The HP Labs team’s interest in authentication originated with a broader, slightly contrarian question: if technology is making many aspects of our lives easier, what is actually getting harder to do?

“One of the things we noticed is that there are more and more demands on us to remember things or carry things with us in order to have access to resources that we’re supposed to be able to reach by virtue of who we are,” Baker recalls.

Her hunch was that if those demands were too onerous, people would look for workarounds or even abandon the security systems available to them. Even the most secure key, badge, or password isn’t much help, after all, if it’s so burdensome to use that no one will use it.

To find out how people experienced authentication, and what they felt about those experiences, Baker, colleague Jeremy Gummeson, and intern Shrirang Mare from Dartmouth College, designed a study where participants recorded on a digital wristwatch every authentication experience they had over a week. The watch was equipped with a simple diary application where users could note each authentication they attempted, the kind of event it was (opening a door, getting online etc.), the authenticator they used (a key, a badge, a code) and whether they were successful or not.

An experience with room for improvement

On reviewing a total of 4,623 hours of logs, the HP researchers found some surprising results. On average, 25% of a person’s daily authentications still required analog physical tokens, such as badges or car or door keys, suggesting both the degree to which authentication remains a daily inconvenience for many and that opportunities abound for new approaches to token-based digital authentication.

Authentication events for each participant, categorized by type of authenticator.

Authentication events for each participant, categorized by type of authenticator.

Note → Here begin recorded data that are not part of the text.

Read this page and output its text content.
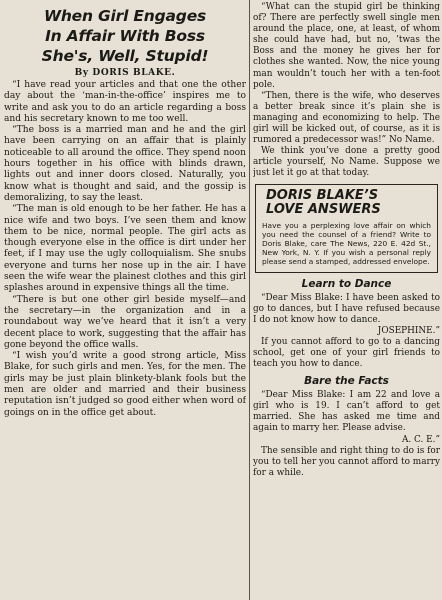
When Girl Engages
In Affair With Boss
She's, Well, Stupid!
By DORIS BLAKE.

“I have read your articles and that one the other day about the ‘man-in-the-office’ inspires me to write and ask you to do an article regarding a boss and his secretary known to me too well.

“The boss is a married man and he and the girl have been carrying on an affair that is plainly noticeable to all around the office. They spend noon hours together in his office with blinds drawn, lights out and inner doors closed. Naturally, you know what is thought and said, and the gossip is demoralizing, to say the least.

“The man is old enough to be her father. He has a nice wife and two boys. I’ve seen them and know them to be nice, normal people. The girl acts as though everyone else in the office is dirt under her feet, if I may use the ugly colloquialism. She snubs everyone and turns her nose up in the air. I have seen the wife wear the plainest clothes and this girl splashes around in expensive things all the time.

“There is but one other girl beside myself—and the secretary—in the organization and in a roundabout way we’ve heard that it isn’t a very decent place to work, suggesting that the affair has gone beyond the office walls.

“I wish you’d write a good strong article, Miss Blake, for such girls and men. Yes, for the men. The girls may be just plain blinkety-blank fools but the men are older and married and their business reputation isn’t judged so good either when word of goings on in the office get about.

“What can the stupid girl be thinking of? There are perfectly swell single men around the place, one, at least, of whom she could have had, but no, ’twas the Boss and the money he gives her for clothes she wanted. Now, the nice young man wouldn’t touch her with a ten-foot pole.

“Then, there is the wife, who deserves a better break since it’s plain she is managing and economizing to help. The girl will be kicked out, of course, as it is rumored a predecessor was!” No Name.

We think you’ve done a pretty good article yourself, No Name. Suppose we just let it go at that today.

DORIS BLAKE’S
LOVE ANSWERS
Have you a perplexing love affair on which you need the counsel of a friend? Write to Doris Blake, care The News, 220 E. 42d St., New York, N. Y. If you wish a personal reply please send a stamped, addressed envelope.
Learn to Dance

“Dear Miss Blake: I have been asked to go to dances, but I have refused because I do not know how to dance.

JOSEPHINE.”

If you cannot afford to go to a dancing school, get one of your girl friends to teach you how to dance.

Bare the Facts

“Dear Miss Blake: I am 22 and love a girl who is 19. I can’t afford to get married. She has asked me time and again to marry her. Please advise.

A. C. E.”

The sensible and right thing to do is for you to tell her you cannot afford to marry for a while.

“That was especially interesting because we didn’t really have any data for the relative ratios of physical to digital authentication in people’s lives before we did this study,” Baker reports. 

Many types of authentication were also far less reliable than expected. People who should have been allowed access to somewhere or something were denied it as much as 12% of the time depending on the type of authentication. 

Additionally, interviews with study participants revealed a wide variety of opinions about each specific kind of authentication – a finding that complicates efforts to devise a single solution for all authentication needs.

Despite that complexity, Baker believes that the results do help us better understand what it might take to create a universal authenticator – one that unlocks everything you need access to. “That’s still pretty far out in terms of covering all possible types of authentication,” she suggests. “But we can do pieces of that work now and this is helping us figure out which pieces would be best to tackle, if that’s something that we as a lab would like to pursue.”